During your first few weeks of employment you observe Andy occasionally join hardworking employees for a shot of tequila and a marijuana break, which he supplies. Some employees think this is “cool” and down to earth; others feel awkward. During the summer you attend the often-talked-about company-wide weekend retreat where the wild “work hard, play hard” water cooler stories are confirmed. The brainstorming, planning, and goal-setting meetings are interspersed with college fraternity and sorority type activities involving excessive consumption of alcohol and drugs and drunken sexual harassment by both men and women.

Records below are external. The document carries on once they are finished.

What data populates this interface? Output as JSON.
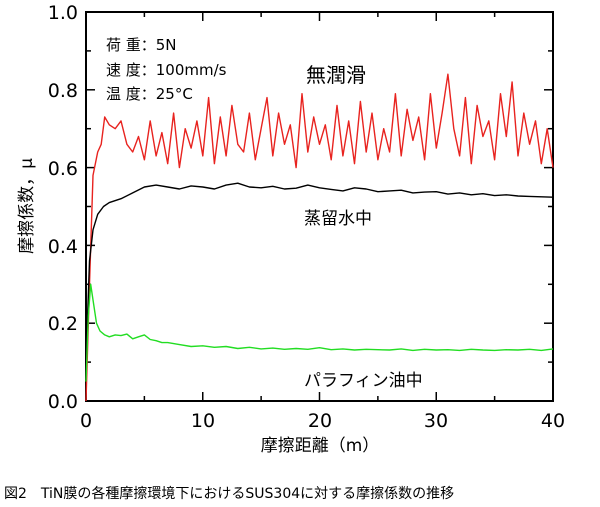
{
  "chart_data": {
    "type": "line",
    "caption": "図2　TiN膜の各種摩擦環境下におけるSUS304に対する摩擦係数の推移",
    "xlabel": "摩擦距離（m）",
    "ylabel": "摩擦係数，μ",
    "xlim": [
      0,
      40
    ],
    "ylim": [
      0,
      1.0
    ],
    "x_ticks": [
      "0",
      "10",
      "20",
      "30",
      "40"
    ],
    "y_ticks": [
      "0.0",
      "0.2",
      "0.4",
      "0.6",
      "0.8",
      "1.0"
    ],
    "conditions": [
      "荷 重：5N",
      "速 度：100mm/s",
      "温 度：25°C"
    ],
    "grid": false,
    "series": [
      {
        "name": "無潤滑",
        "color": "#e8231f",
        "x": [
          0,
          0.3,
          0.6,
          1.0,
          1.3,
          1.6,
          2.0,
          2.5,
          3.0,
          3.5,
          4.0,
          4.5,
          5.0,
          5.5,
          6.0,
          6.5,
          7.0,
          7.5,
          8.0,
          8.5,
          9.0,
          9.5,
          10.0,
          10.5,
          11.0,
          11.5,
          12.0,
          12.5,
          13.0,
          13.5,
          14.0,
          14.5,
          15.0,
          15.5,
          16.0,
          16.5,
          17.0,
          17.5,
          18.0,
          18.5,
          19.0,
          19.5,
          20.0,
          20.5,
          21.0,
          21.5,
          22.0,
          22.5,
          23.0,
          23.5,
          24.0,
          24.5,
          25.0,
          25.5,
          26.0,
          26.5,
          27.0,
          27.5,
          28.0,
          28.5,
          29.0,
          29.5,
          30.0,
          30.5,
          31.0,
          31.5,
          32.0,
          32.5,
          33.0,
          33.5,
          34.0,
          34.5,
          35.0,
          35.5,
          36.0,
          36.5,
          37.0,
          37.5,
          38.0,
          38.5,
          39.0,
          39.5,
          40.0
        ],
        "y": [
          0.0,
          0.3,
          0.58,
          0.64,
          0.66,
          0.73,
          0.71,
          0.7,
          0.72,
          0.66,
          0.64,
          0.68,
          0.62,
          0.72,
          0.63,
          0.69,
          0.61,
          0.74,
          0.6,
          0.7,
          0.65,
          0.72,
          0.63,
          0.78,
          0.61,
          0.73,
          0.63,
          0.76,
          0.66,
          0.64,
          0.74,
          0.62,
          0.7,
          0.78,
          0.63,
          0.74,
          0.66,
          0.71,
          0.6,
          0.79,
          0.64,
          0.73,
          0.66,
          0.71,
          0.62,
          0.76,
          0.63,
          0.72,
          0.61,
          0.77,
          0.64,
          0.74,
          0.62,
          0.7,
          0.64,
          0.79,
          0.63,
          0.75,
          0.67,
          0.73,
          0.62,
          0.79,
          0.65,
          0.74,
          0.84,
          0.7,
          0.63,
          0.78,
          0.61,
          0.76,
          0.68,
          0.72,
          0.62,
          0.79,
          0.68,
          0.82,
          0.63,
          0.74,
          0.66,
          0.72,
          0.61,
          0.7,
          0.6
        ]
      },
      {
        "name": "蒸留水中",
        "color": "#000000",
        "x": [
          0,
          0.3,
          0.6,
          1.0,
          1.5,
          2.0,
          3.0,
          4.0,
          5.0,
          6.0,
          7.0,
          8.0,
          9.0,
          10.0,
          11.0,
          12.0,
          13.0,
          14.0,
          15.0,
          16.0,
          17.0,
          18.0,
          19.0,
          20.0,
          21.0,
          22.0,
          23.0,
          24.0,
          25.0,
          26.0,
          27.0,
          28.0,
          29.0,
          30.0,
          31.0,
          32.0,
          33.0,
          34.0,
          35.0,
          36.0,
          37.0,
          38.0,
          39.0,
          40.0
        ],
        "y": [
          0.1,
          0.36,
          0.44,
          0.48,
          0.5,
          0.51,
          0.52,
          0.535,
          0.55,
          0.555,
          0.55,
          0.545,
          0.553,
          0.55,
          0.545,
          0.555,
          0.56,
          0.55,
          0.548,
          0.552,
          0.545,
          0.547,
          0.555,
          0.548,
          0.544,
          0.54,
          0.548,
          0.545,
          0.538,
          0.54,
          0.542,
          0.535,
          0.537,
          0.538,
          0.532,
          0.535,
          0.53,
          0.533,
          0.528,
          0.53,
          0.527,
          0.526,
          0.525,
          0.524
        ]
      },
      {
        "name": "パラフィン油中",
        "color": "#22dd22",
        "x": [
          0,
          0.2,
          0.4,
          0.6,
          0.9,
          1.2,
          1.6,
          2.0,
          2.5,
          3.0,
          3.5,
          4.0,
          4.5,
          5.0,
          5.5,
          6.0,
          6.5,
          7.0,
          8.0,
          9.0,
          10.0,
          11.0,
          12.0,
          13.0,
          14.0,
          15.0,
          16.0,
          17.0,
          18.0,
          19.0,
          20.0,
          21.0,
          22.0,
          23.0,
          24.0,
          25.0,
          26.0,
          27.0,
          28.0,
          29.0,
          30.0,
          31.0,
          32.0,
          33.0,
          34.0,
          35.0,
          36.0,
          37.0,
          38.0,
          39.0,
          40.0
        ],
        "y": [
          0.05,
          0.22,
          0.3,
          0.26,
          0.2,
          0.18,
          0.17,
          0.165,
          0.17,
          0.168,
          0.172,
          0.16,
          0.165,
          0.17,
          0.158,
          0.155,
          0.15,
          0.15,
          0.145,
          0.14,
          0.142,
          0.138,
          0.14,
          0.135,
          0.138,
          0.134,
          0.136,
          0.133,
          0.135,
          0.133,
          0.137,
          0.132,
          0.134,
          0.131,
          0.133,
          0.132,
          0.131,
          0.134,
          0.13,
          0.133,
          0.131,
          0.132,
          0.13,
          0.133,
          0.131,
          0.13,
          0.132,
          0.131,
          0.133,
          0.13,
          0.134
        ]
      }
    ]
  }
}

On the Monday following the retreat, after a series of tense meetings preparing for the IPO, you lunch at an isolated restaurant quite a distance from work to get away from everyone. To your surprise, eating by herself, with an empty chair next to her, is a board member. It’s obvious she’s not expecting anyone to join her. Board members have a legal obligation to make decisions based on the best interests of the company. You wonder if the board member knows the extent to which the CEO has developed a reckless work culture and how that might impact the upcoming IPO as more information about the company becomes public. The opportunity to speak confidentially with her about your work experiences will not likely happen again.
Critical Thinking Questions
What could you do?
What would you do?
A. Ask to join her and share what you know about the CEO’s behavior and work culture
B. Write an anonymous note documenting some of the worst misbehaviors and secretly leave it on her table when she’s not looking or mail it to her
C. Do nothing because many employees enjoy the work environment, and this is way beyond your job description
D. Something else (if so, what?)
Why is this the right option to choose?
What are the ethics underlying your decision?
Chapter Questions:
1. What are the roles of ethical values for the six traditional shareholder-oriented governance systems?
2. What are the two primary ways boards of directors determine the shareholders’ best interests?
3. How can companies implement three innovative stakeholder-oriented governance systems?
4. What are some of the best practices for good corporate governance?
5. What are several common governance problems and issues?